Ferrari team principal Mattia Binotto believes consideration needs to be taken whether Formula 1 teams should pay rivals for crash damage if their driver causes an incident.
The introduction of the $145m budget cap has left teams scrambling round to try and meet the limit, with larger outfits being hit harder by the new rules.
Red Bull recently called for the cost cap regulations to be altered following the repair damage it has been left with from the last two races.
Ferrari themselves were the victims of a costly first-lap crash, with driver Charles Leclerc taken out by Lance Stroll at Turn 1 in the Hungarian Grand Prix.
While Binotto felt a more lenient approach for car damage wasn’t necessarily the right solution, he argued teams should be forced to pay for other cars repairs if their own driver was blamed for causing an accident.
“I think there is value for discussions in the near future with the other team principals, FIA and F1,” said Binotto, as quoted by Motorsport.com.
“Obviously if you’re not guilty, having such damage in the budget cap is something which is even more of a consequence now.
“Should we add exemptions? I’m not sure that’s the solution. I think it may be very difficult to be policed.
“But I think that what we may consider is that if a driver is faulty, the team of the driver should pay at least to the other teams for the damages and repairs. That will make the drivers more responsible.”
Red Bull has been left with expensive crash repairs for a second consecutive race after both drivers were involved in a multi-car pile-up at the first corner.
Max Verstappen’s 51g impact at the British Grand Prix had already left the team with a $1.8m bill, but it now fears the recent damage could have severe consequences.
Despite losing a bargeboard and sustaining damage to the floor, Verstappen came home in the points, but team-mate Sergio Perez retired from the opening-lap collision, which has left his Honda engine potentially unrepairable.
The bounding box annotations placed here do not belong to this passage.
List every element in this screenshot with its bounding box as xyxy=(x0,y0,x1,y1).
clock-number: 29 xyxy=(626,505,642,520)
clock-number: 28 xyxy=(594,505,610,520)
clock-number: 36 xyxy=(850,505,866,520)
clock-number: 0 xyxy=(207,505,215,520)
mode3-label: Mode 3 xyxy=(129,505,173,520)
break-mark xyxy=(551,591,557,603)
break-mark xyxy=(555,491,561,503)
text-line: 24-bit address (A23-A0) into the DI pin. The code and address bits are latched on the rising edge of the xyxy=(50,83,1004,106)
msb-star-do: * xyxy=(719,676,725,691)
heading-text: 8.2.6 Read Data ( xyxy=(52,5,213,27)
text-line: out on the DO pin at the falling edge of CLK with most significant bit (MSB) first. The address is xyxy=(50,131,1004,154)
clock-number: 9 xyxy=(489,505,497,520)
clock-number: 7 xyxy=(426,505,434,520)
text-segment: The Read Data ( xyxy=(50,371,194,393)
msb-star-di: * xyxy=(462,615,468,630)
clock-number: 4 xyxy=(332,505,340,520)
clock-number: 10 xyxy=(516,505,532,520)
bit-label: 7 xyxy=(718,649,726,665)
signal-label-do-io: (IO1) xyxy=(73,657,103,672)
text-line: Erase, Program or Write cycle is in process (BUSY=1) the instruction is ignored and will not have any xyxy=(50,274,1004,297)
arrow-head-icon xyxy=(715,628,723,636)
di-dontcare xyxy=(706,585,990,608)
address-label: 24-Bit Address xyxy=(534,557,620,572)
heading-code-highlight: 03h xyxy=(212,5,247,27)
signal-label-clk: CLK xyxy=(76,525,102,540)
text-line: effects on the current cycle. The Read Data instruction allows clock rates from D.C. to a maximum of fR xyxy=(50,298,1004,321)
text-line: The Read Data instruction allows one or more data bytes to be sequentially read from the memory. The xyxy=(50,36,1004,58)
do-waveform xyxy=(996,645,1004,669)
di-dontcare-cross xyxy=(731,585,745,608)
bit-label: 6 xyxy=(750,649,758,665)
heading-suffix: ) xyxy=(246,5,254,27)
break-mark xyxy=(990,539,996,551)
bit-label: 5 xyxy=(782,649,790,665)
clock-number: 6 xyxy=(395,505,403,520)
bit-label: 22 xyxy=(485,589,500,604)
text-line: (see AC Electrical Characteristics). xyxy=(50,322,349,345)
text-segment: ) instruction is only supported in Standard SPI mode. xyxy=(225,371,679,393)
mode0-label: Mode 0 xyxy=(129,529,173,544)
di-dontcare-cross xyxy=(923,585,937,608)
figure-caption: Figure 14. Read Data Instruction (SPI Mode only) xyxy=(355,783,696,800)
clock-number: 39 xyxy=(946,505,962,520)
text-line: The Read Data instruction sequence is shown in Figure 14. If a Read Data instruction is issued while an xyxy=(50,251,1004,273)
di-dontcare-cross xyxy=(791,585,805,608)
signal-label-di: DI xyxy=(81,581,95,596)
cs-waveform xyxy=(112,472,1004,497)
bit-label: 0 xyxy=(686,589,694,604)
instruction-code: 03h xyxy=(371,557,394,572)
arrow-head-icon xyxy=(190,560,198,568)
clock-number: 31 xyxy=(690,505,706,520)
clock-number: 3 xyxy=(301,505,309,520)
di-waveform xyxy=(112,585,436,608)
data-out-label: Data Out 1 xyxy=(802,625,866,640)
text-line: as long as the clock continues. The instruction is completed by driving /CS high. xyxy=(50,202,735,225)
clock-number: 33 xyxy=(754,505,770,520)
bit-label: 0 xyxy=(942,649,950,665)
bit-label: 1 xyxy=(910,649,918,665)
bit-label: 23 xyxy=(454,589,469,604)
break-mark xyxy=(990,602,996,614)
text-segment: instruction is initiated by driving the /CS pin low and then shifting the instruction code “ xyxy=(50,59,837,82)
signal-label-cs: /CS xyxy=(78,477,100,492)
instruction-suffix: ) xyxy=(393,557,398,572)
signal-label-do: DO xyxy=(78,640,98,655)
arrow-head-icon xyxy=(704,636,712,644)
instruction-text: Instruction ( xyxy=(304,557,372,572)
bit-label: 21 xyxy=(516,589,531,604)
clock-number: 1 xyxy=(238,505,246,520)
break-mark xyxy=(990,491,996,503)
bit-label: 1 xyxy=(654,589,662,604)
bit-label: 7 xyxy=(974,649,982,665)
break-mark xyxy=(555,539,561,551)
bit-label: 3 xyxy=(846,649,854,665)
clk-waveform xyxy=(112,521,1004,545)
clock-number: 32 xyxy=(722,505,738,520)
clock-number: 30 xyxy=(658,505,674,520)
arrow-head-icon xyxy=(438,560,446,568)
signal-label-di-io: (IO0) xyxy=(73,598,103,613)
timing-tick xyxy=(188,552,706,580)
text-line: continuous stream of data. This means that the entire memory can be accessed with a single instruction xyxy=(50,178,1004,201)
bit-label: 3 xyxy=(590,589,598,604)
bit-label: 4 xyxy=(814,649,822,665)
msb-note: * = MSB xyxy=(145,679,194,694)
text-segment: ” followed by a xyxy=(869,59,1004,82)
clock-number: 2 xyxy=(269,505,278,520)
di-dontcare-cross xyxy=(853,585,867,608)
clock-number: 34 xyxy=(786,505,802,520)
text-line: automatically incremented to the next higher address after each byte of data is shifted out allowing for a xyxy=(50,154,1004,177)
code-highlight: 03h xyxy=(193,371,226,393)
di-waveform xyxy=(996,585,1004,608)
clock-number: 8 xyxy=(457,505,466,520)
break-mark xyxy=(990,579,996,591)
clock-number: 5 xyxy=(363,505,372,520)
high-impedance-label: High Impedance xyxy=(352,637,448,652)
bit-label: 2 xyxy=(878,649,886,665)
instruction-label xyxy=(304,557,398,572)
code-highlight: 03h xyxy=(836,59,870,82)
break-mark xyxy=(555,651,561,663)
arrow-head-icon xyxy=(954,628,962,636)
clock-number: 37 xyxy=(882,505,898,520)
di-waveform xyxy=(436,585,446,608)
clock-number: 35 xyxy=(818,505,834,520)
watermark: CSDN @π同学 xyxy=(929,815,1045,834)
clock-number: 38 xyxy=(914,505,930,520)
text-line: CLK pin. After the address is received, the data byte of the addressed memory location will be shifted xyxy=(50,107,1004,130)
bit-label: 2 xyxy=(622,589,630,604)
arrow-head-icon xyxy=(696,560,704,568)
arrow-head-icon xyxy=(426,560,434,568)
Red Bull team boss Christian Horner said the “brutal” nature of the budget cap needs addressing in order to prevent teams being penalised when not at fault for incidents.
“It’s brutal under the cost cap,” said Horner. “I think it re-affirms that when you have an incident that isn’t your fault, that we’re paying a significant price for that and that’s something that isn’t budgeted for.
“It is something that I think does need to be looked at in greater detail by the FIA.”